Growing up, I spent a lot of time wishing my parents had enrolled me in piano lessons when I was two or taught me a second (or even, third) language when I was three. In fact, I resented them.

Despite being on the dean’s list, in honour society, and first chair in the top band, I always felt inadequate, especially when the other kids were bragging about playing an instrument for ten years when they were only 12 years old. They started me in everything too late. How could my parents curse me like this? I’d often wonder.

Then, sitting in my bedroom and looking around, I realized that I am fortunate and my parents didn’t curse me — they gave me a fighting chance.

Jamaica, the country where I was born, is akin to a third world country (though not as bad as some third world countries). There are two main classes: the very rich and the very poor. Flipping through my photo album, it’s fairly obvious which class we were in, but it didn’t deter my parents — more specifically, my mom.

My mother traveled to the states for a single purpose, to bring her family here because, after all, America is the land of opportunity. She worked for a year to bring me, my dad, and my two sisters here (and she had to do it individually over a period of another year). She single-handedly plucked us from a destitute future and gave me and my sisters a head start.

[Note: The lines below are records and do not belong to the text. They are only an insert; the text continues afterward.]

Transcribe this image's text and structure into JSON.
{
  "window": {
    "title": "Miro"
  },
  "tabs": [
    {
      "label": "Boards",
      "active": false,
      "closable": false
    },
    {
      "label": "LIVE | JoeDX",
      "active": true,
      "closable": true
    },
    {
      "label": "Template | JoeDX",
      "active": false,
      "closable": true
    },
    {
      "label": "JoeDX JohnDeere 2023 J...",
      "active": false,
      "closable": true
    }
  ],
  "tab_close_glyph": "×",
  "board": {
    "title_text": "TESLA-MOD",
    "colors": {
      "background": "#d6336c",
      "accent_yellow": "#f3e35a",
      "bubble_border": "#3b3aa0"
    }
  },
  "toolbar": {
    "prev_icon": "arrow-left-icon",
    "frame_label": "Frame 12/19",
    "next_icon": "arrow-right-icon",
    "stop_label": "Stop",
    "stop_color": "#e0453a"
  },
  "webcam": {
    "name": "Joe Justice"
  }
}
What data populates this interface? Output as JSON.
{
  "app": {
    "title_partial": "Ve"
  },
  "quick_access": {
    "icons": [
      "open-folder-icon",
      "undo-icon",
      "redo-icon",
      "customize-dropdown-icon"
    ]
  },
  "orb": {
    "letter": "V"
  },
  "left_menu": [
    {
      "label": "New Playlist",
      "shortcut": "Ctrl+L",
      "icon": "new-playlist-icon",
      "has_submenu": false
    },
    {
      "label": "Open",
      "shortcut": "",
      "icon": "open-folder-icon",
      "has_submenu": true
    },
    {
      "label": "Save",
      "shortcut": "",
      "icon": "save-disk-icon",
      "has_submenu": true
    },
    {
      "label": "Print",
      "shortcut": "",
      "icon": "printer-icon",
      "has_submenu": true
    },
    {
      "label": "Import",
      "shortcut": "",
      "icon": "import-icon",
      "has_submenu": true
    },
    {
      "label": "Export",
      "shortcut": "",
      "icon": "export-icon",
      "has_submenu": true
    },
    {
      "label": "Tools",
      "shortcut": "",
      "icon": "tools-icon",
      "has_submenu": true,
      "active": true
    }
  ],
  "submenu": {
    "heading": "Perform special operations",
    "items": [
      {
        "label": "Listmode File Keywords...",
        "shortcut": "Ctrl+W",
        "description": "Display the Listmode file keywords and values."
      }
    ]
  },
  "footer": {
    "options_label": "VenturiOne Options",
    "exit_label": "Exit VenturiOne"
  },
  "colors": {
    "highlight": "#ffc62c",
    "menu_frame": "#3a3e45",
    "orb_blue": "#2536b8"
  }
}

I only had to live in a metal shack (yea, like the ones you see in those feed the children commercials) for the first three years of my life instead of the first twenty-something. For that alone, I forgive my parents for not starting me in everything early. Instead, I’d like to thank them for the opportunities they made available to me.

They did the very best they could with what they had, and I have everything I do because of them.

Addendum: Actually, after speaking to my daddy, I only had to live in a metal shack for roughly the first 6 months. The rest of my life, we did live in a real house (I actually do remember it, too).